The award recognizes graduate students who have demonstrated an exceptional ability to conduct high-impact research and make contributions to the scholarly literature in their field.

Randall Erb, an associate professor of mechanical and industrial engineering, characterized Faust as “the single most impressive graduate researcher that I have ever advised, worked with, or even met.”

“After five minutes of talking with new acquaintances, Jessica leaves them with astonishment,” Erb says. “She is exactly the dedicated and high-caliber student that this award was established to recognize. Jessica is our top graduate student.”

Faust says she was excited to receive the award.

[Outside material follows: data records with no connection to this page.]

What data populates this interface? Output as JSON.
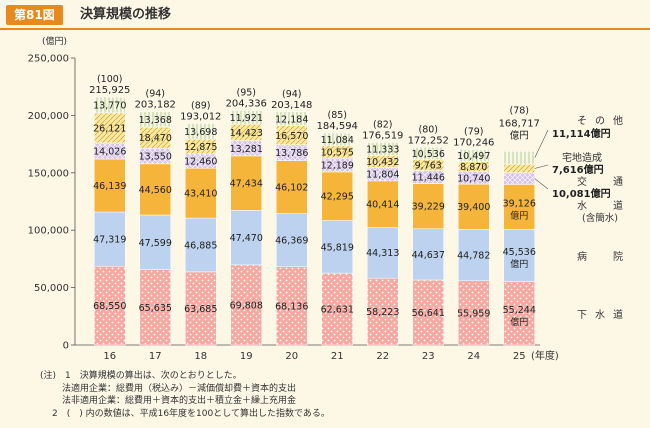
{
  "header": {
    "badge": "第81図",
    "title": "決算規模の推移"
  },
  "chart_data": {
    "type": "bar",
    "stacked": true,
    "title": "決算規模の推移",
    "ylabel": "(億円)",
    "xlabel": "(年度)",
    "ylim": [
      0,
      250000
    ],
    "yticks": [
      "0",
      "50,000",
      "100,000",
      "150,000",
      "200,000",
      "250,000"
    ],
    "categories": [
      "16",
      "17",
      "18",
      "19",
      "20",
      "21",
      "22",
      "23",
      "24",
      "25"
    ],
    "series": [
      {
        "name": "下水道",
        "labels": [
          "下",
          "水",
          "道"
        ],
        "color": "#f6a8a0",
        "values": [
          68550,
          65635,
          63685,
          69808,
          68136,
          62631,
          58223,
          56641,
          55959,
          55244
        ],
        "value_labels": [
          "68,550",
          "65,635",
          "63,685",
          "69,808",
          "68,136",
          "62,631",
          "58,223",
          "56,641",
          "55,959",
          "55,244"
        ]
      },
      {
        "name": "病院",
        "labels": [
          "病",
          "院"
        ],
        "color": "#bcd2ef",
        "values": [
          47319,
          47599,
          46885,
          47470,
          46369,
          45819,
          44313,
          44637,
          44782,
          45536
        ],
        "value_labels": [
          "47,319",
          "47,599",
          "46,885",
          "47,470",
          "46,369",
          "45,819",
          "44,313",
          "44,637",
          "44,782",
          "45,536"
        ]
      },
      {
        "name": "水道(含簡水)",
        "labels": [
          "水",
          "道",
          "(含簡水)"
        ],
        "color": "#f5b53a",
        "values": [
          46139,
          44560,
          43410,
          47434,
          46102,
          42295,
          40414,
          39229,
          39400,
          39126
        ],
        "value_labels": [
          "46,139",
          "44,560",
          "43,410",
          "47,434",
          "46,102",
          "42,295",
          "40,414",
          "39,229",
          "39,400",
          "39,126"
        ]
      },
      {
        "name": "交通",
        "labels": [
          "交",
          "通"
        ],
        "color": "#d7c4ea",
        "values": [
          14026,
          13550,
          12460,
          13281,
          13786,
          12189,
          11804,
          11446,
          10740,
          10081
        ],
        "value_labels": [
          "14,026",
          "13,550",
          "12,460",
          "13,281",
          "13,786",
          "12,189",
          "11,804",
          "11,446",
          "10,740",
          "10,081"
        ]
      },
      {
        "name": "宅地造成",
        "labels": [
          "宅地造成"
        ],
        "color": "#fbe9a0",
        "values": [
          26121,
          18470,
          12875,
          14423,
          16570,
          10575,
          10432,
          9763,
          8870,
          7616
        ],
        "value_labels": [
          "26,121",
          "18,470",
          "12,875",
          "14,423",
          "16,570",
          "10,575",
          "10,432",
          "9,763",
          "8,870",
          "7,616"
        ]
      },
      {
        "name": "その他",
        "labels": [
          "そ",
          "の",
          "他"
        ],
        "color": "#f7f3df",
        "values": [
          13770,
          13368,
          13698,
          11921,
          12184,
          11084,
          11333,
          10536,
          10497,
          11114
        ],
        "value_labels": [
          "13,770",
          "13,368",
          "13,698",
          "11,921",
          "12,184",
          "11,084",
          "11,333",
          "10,536",
          "10,497",
          "11,114"
        ]
      }
    ],
    "totals": [
      215925,
      203182,
      193012,
      204336,
      203148,
      184594,
      176519,
      172252,
      170246,
      168717
    ],
    "total_labels": [
      "215,925",
      "203,182",
      "193,012",
      "204,336",
      "203,148",
      "184,594",
      "176,519",
      "172,252",
      "170,246",
      "168,717"
    ],
    "index_labels": [
      "(100)",
      "(94)",
      "(89)",
      "(95)",
      "(94)",
      "(85)",
      "(82)",
      "(80)",
      "(79)",
      "(78)"
    ],
    "unit": "億円",
    "last_bar_labels": {
      "total": "168,717",
      "total_unit": "億円",
      "sonota": "11,114億円",
      "takuchi": "7,616億円",
      "kotsu": "10,081億円",
      "suido": "39,126",
      "suido_unit": "億円",
      "byoin": "45,536",
      "byoin_unit": "億円",
      "gesuido": "55,244",
      "gesuido_unit": "億円"
    }
  },
  "notes": [
    "(注)　1　決算規模の算出は、次のとおりとした。",
    "法適用企業：総費用（税込み）－減価償却費＋資本的支出",
    "法非適用企業：総費用＋資本的支出＋積立金＋繰上充用金",
    "2　(　) 内の数値は、平成16年度を100として算出した指数である。"
  ]
}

“The Outstanding Graduate Student Award [in] Research has always been the highly sought after award in my department, so I am just ecstatic to receive it,” she says. 

Faust is a member of the Huntington 100, a program at Northeastern that recognizes students who have recorded achievements in research, athletics, entrepreneurship, community service, leadership, and on co-op.

She is the recipient of a National Science Foundation Graduate Research Fellowship, which she used to study fundamental breakthroughs in mechanical and thermal composite materials. 

She has also worked at the frontier of the electronics industry by creating electrically insulating thermal heat spreaders, which includes electrical circuit boards. Her research has yielded one patent and more than a dozen conference presentations.

A participant in the Young Scholars and Science Without Borders programs, Faust has mentored 11 students at both the high school and undergraduate levels, and she has participated in workshops at the Museum of Science in Boston, explaining high-level science to the general public.

Having successfully completed her dissertation defense, Faust will now set her sights on finding a suitable position in the research and development of composite materials.

“I’m not sure exactly what the future holds yet, but I know it will be filled with exciting experimental research in high performance composites,” she says. “I’m very much looking forward to taking the next step and applying the knowledge that I have gained during my time at Northeastern.”